É numa animação com moldes dos Looney Tunes que a protagonista Harley Quinn/ Arlequina (Robbie) nos introduz sua história de emancipação (como consta no título do filme) após o término de seu namoro com o Coringa. Debochada, ácida e inconsequente, o início que contrasta a graça do desenho animado com a história cheia de abusos e violência resume bem o que se encontrará nesse Aves de Rapina, novo projeto do universo de filmes da DC.
O primeiro filme solo de Quinn, que foi introduzida no sofrível Esquadrão Suicida (2016), se trata de uma desconstrução completa da personagem. Abandonando as roupas curtas e apertadas, valorizadas por David Ayer, a diretora Cathy Yan veste a personagem com macacões e blusa de franjas colorida que traduzem muito melhor a jocosidade e irreverência de Arlequina.
Não ambicionando mais em ser uma dona de casa pronta para atender as vontades de Coringa, Harley Quinn agora possui suas próprias motivações de ser bem-sucedida e realizada (seja ganhando dinheiro ou comendo seu sanduíche favorito). Porém, isso não significa que sua moralidade tenha mudado, já que se trata de um anti-heroína cujos comportamentos oscilam para o bem e para o mal, dependendo do lhe for mais conveniente no momento.

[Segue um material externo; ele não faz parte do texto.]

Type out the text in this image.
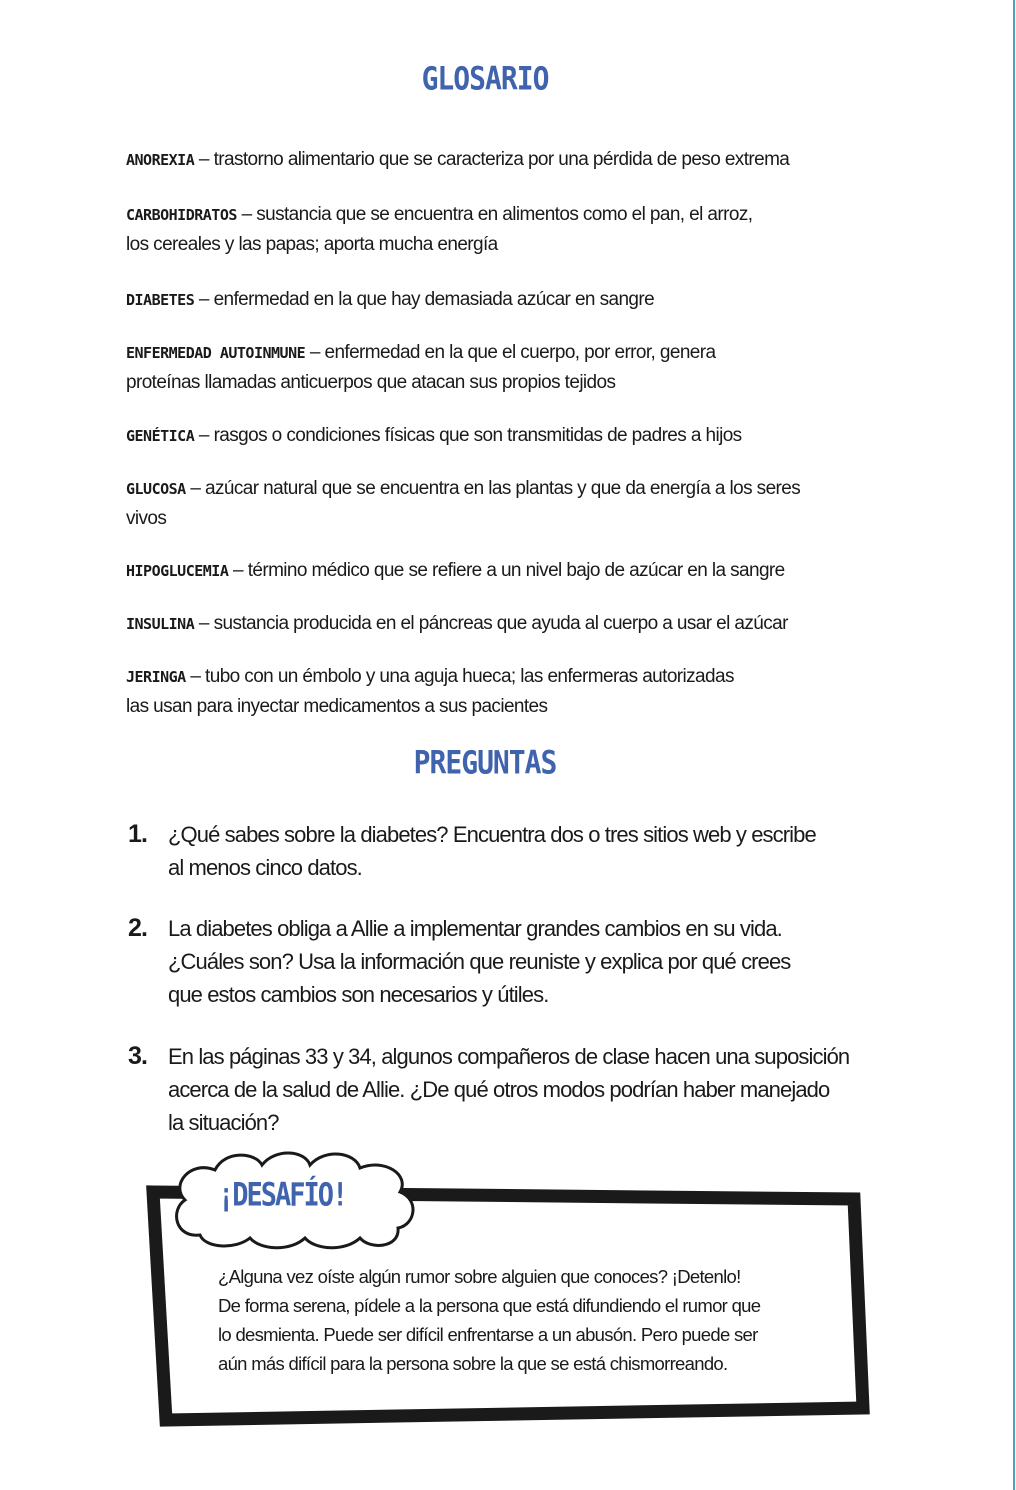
GLOSARIO
ANOREXIA – trastorno alimentario que se caracteriza por una pérdida de peso extrema
CARBOHIDRATOS – sustancia que se encuentra en alimentos como el pan, el arroz,
los cereales y las papas; aporta mucha energía
DIABETES – enfermedad en la que hay demasiada azúcar en sangre
ENFERMEDAD AUTOINMUNE – enfermedad en la que el cuerpo, por error, genera
proteínas llamadas anticuerpos que atacan sus propios tejidos
GENÉTICA – rasgos o condiciones físicas que son transmitidas de padres a hijos
GLUCOSA – azúcar natural que se encuentra en las plantas y que da energía a los seres
vivos
HIPOGLUCEMIA – término médico que se refiere a un nivel bajo de azúcar en la sangre
INSULINA – sustancia producida en el páncreas que ayuda al cuerpo a usar el azúcar
JERINGA – tubo con un émbolo y una aguja hueca; las enfermeras autorizadas
las usan para inyectar medicamentos a sus pacientes
PREGUNTAS
1. ¿Qué sabes sobre la diabetes? Encuentra dos o tres sitios web y escribe
al menos cinco datos.
2. La diabetes obliga a Allie a implementar grandes cambios en su vida.
¿Cuáles son? Usa la información que reuniste y explica por qué crees
que estos cambios son necesarios y útiles.
3. En las páginas 33 y 34, algunos compañeros de clase hacen una suposición
acerca de la salud de Allie. ¿De qué otros modos podrían haber manejado
la situación?
¡DESAFÍO!
¿Alguna vez oíste algún rumor sobre alguien que conoces? ¡Detenlo!
De forma serena, pídele a la persona que está difundiendo el rumor que
lo desmienta. Puede ser difícil enfrentarse a un abusón. Pero puede ser
aún más difícil para la persona sobre la que se está chismorreando.
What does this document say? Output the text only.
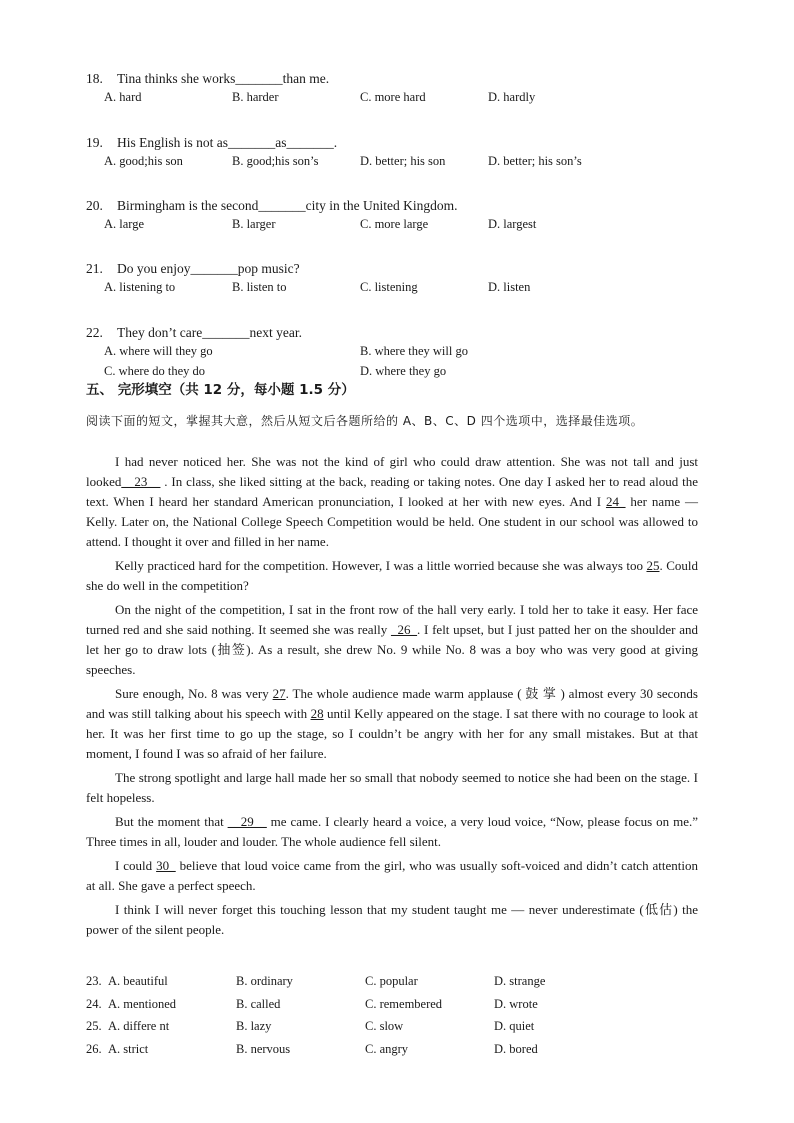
18. Tina thinks she works_______than me.
A. hard	B. harder	C. more hard	D. hardly
19. His English is not as_______as_______.
A. good;his son	B. good;his son’s	D. better; his son	D. better; his son’s
20. Birmingham is the second_______city in the United Kingdom.
A. large	B. larger	C. more large	D. largest
21. Do you enjoy_______pop music?
A. listening to	B. listen to	C. listening	D. listen
22. They don’t care_______next year.
A. where will they go	B. where they will go
C. where do they do	D. where they go
五、 完形填空（共 12 分，每小题 1.5 分）
阅读下面的短文，掌握其大意，然后从短文后各题所给的 A、B、C、D 四个选项中，选择最佳选项。

I had never noticed her. She was not the kind of girl who could draw attention. She was not tall and just looked__23__ . In class, she liked sitting at the back, reading or taking notes. One day I asked her to read aloud the text. When I heard her standard American pronunciation, I looked at her with new eyes. And I 24_ her name — Kelly. Later on, the National College Speech Competition would be held. One student in our school was allowed to attend. I thought it over and filled in her name.

Kelly practiced hard for the competition. However, I was a little worried because she was always too 25. Could she do well in the competition?

On the night of the competition, I sat in the front row of the hall very early. I told her to take it easy. Her face turned red and she said nothing. It seemed she was really _26_. I felt upset, but I just patted her on the shoulder and let her go to draw lots (抽签). As a result, she drew No. 9 while No. 8 was a boy who was very good at giving speeches.

Sure enough, No. 8 was very 27. The whole audience made warm applause ( 鼓 掌 ) almost every 30 seconds and was still talking about his speech with 28 until Kelly appeared on the stage. I sat there with no courage to look at her. It was her first time to go up the stage, so I couldn’t be angry with her for any small mistakes. But at that moment, I found I was so afraid of her failure.

The strong spotlight and large hall made her so small that nobody seemed to notice she had been on the stage. I felt hopeless.

But the moment that __29__ me came. I clearly heard a voice, a very loud voice, “Now, please focus on me.” Three times in all, louder and louder. The whole audience fell silent.

I could 30_ believe that loud voice came from the girl, who was usually soft-voiced and didn’t catch attention at all. She gave a perfect speech.

I think I will never forget this touching lesson that my student taught me — never underestimate (低估) the power of the silent people.

23. A. beautiful	B. ordinary	C. popular	D. strange
24. A. mentioned	B. called	C. remembered	D. wrote
25. A. differe nt	B. lazy	C. slow	D. quiet
26. A. strict	B. nervous	C. angry	D. bored
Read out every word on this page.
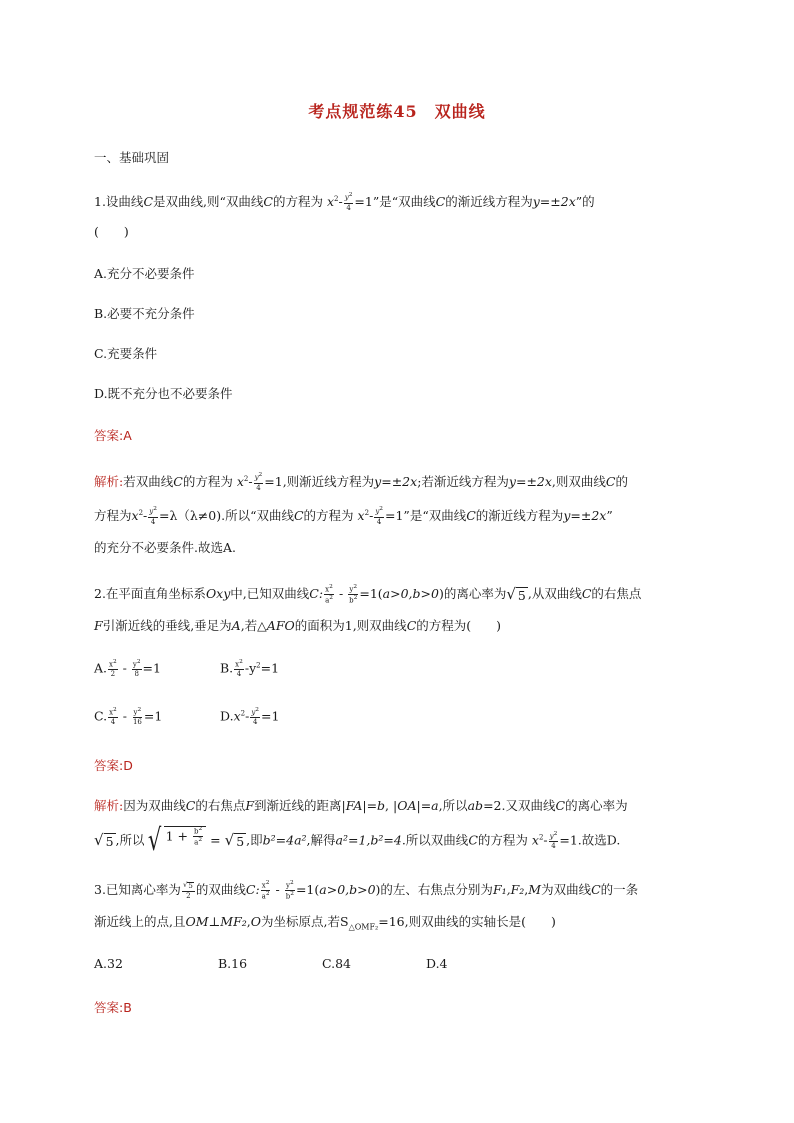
考点规范练45　双曲线
一、基础巩固
1.设曲线C是双曲线,则“双曲线C的方程为 $x^2- \frac{y^2}{4} =1$”是“双曲线C的渐近线方程为y=±2x”的
(　　)
A.充分不必要条件
B.必要不充分条件
C.充要条件
D.既不充分也不必要条件
答案:A
解析:若双曲线C的方程为 $x^2- \frac{y^2}{4} =1$,则渐近线方程为y=±2x;若渐近线方程为y=±2x,则双曲线C的
方程为$x^2- \frac{y^2}{4} =\lambda(\lambda\ne 0)$.所以“双曲线C的方程为 $x^2- \frac{y^2}{4} =1$”是“双曲线C的渐近线方程为y=±2x”
的充分不必要条件.故选A.
2.在平面直角坐标系Oxy中,已知双曲线C: $\frac{x^2}{a^2} - \frac{y^2}{b^2} =1(a>0,b>0)$的离心率为 √ 5 ,从双曲线C的右焦点
F引渐近线的垂线,垂足为A,若△AFO的面积为1,则双曲线C的方程为(　　)
A. $\frac{x^2}{2} - \frac{y^2}{8} =1$	B. $\frac{x^2}{4} -y^2=1$
C. $\frac{x^2}{4} - \frac{y^2}{16} =1$	$D.x^2- \frac{y^2}{4} =1$
答案:D
解析:因为双曲线C的右焦点F到渐近线的距离|FA|=b, |OA|=a,所以ab=2.又双曲线C的离心率为
√ 5 ,所以 √ $1 + \frac{b^2}{a^2}$ = √ 5 ,即b²=4a²,解得a²=1,b²=4.所以双曲线C的方程为 $x^2- \frac{y^2}{4} =1$.故选D.
3.已知离心率为 $\frac{√ 5}{2}$ 的双曲线C: $\frac{x^2}{a^2} - \frac{y^2}{b^2} =1(a>0,b>0)$的左、右焦点分别为F₁,F₂,M为双曲线C的一条
渐近线上的点,且OM⊥MF₂,O为坐标原点,若$S_{\triangle OMF_2}=16$,则双曲线的实轴长是(　　)
A.32	B.16	C.84	D.4
答案:B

Escrito por Christina Hodson (Bumblebee, 2018), o roteiro de Aves de Rapina é uma bagunça. Cheio de personagens, vai e volta da história, diálogos e cenas expositivas. Porém, se por um lado tudo isso compromete a qualidade do filme, por outro é um fator autoindulgente, já que a própria estrutura narrativa anárquica reflete a personalidade da protagonista. Ela chega, por breves momentos, a olhar para o espectador e pedir desculpas por ter pulado alguma parte importante da trama.
Assim, o que poderia ser uma completa desordem, até se beneficia um tanto por aprofundar na personagem, algo que Esquadrão Suicida carecia tanto. Enquanto Margot Robbie não conseguia estabelecer com cuidado a personagem, tornando Harley uma figura irritante que necessitava apontar para todos sua loucura e seu amor pelo Coringa no filme de 2016, em Aves de Rapina ela ganha contornos bem mais complexos e espaço para conceber suas idiossincrasias, como a forma de partir do desespero para a alegria insossa em um piscar de olhos.
Algo que também impressiona aqui é a direção segura de Yan. Não sobrecarregando o espectador com cortes incessantes para dar ritmo a ação, a diretora aposta em planos um pouco mais longos, que valorizam as sequências de lutas e mostram toda a coreografia dos personagens, deixando claro a geografia e a posição de cada um. Num período onde tantos filmes do subgênero de super-heróis não parecem ter ideia de como criar boas cenas de ação, Cathy Yan se mostra muito eficiente aqui.
Completando o time das Aves de Rapina, pouco sabemos além de características unidimensionais de cada uma: Caçadora (Winstead) é uma figura sinistra que busca vingança (e que é zombada por Harley pelo seu nome); Renee Montoya (Perez) é uma policial alcoólatra (que Arlequina debocha falando ter saído de um filme policial clichê dos anos 80); Canário Negro, vivida com certa melancolia por Jurnee Smollett-Bell, ganha algum desenvolvimento. Já Ewan McGregor parece estar se divertindo num vilão genérico que corresponde ao velho clichê do “Silly Villain”, visto em tantas outras mídias.
No final das contas, Aves de Rapina é um reflexo claro dos tempos atuais: seja por desconstruir uma personagem vista sempre como submissa ou ao apostar numa linguagem moderna, como letreiros com emojis de berinjela para fazer piadas envolvendo certo órgão reprodutor.
Mesmo não sendo uma abordagem totalmente inédita (o tom e a metalinguagem lembram bem Deadpool) e o roteiro não ser dos mais bem construídos, o filme solo de Harley Quinn consegue restaurar certa vivacidade a um gênero abarrotado das mesmas temáticas e protagonistas (masculinos). Além de ser revigorante uma personagem que foi tão mal desenvolvida na sua primeira aparição aqui ter sua merecida emancipação.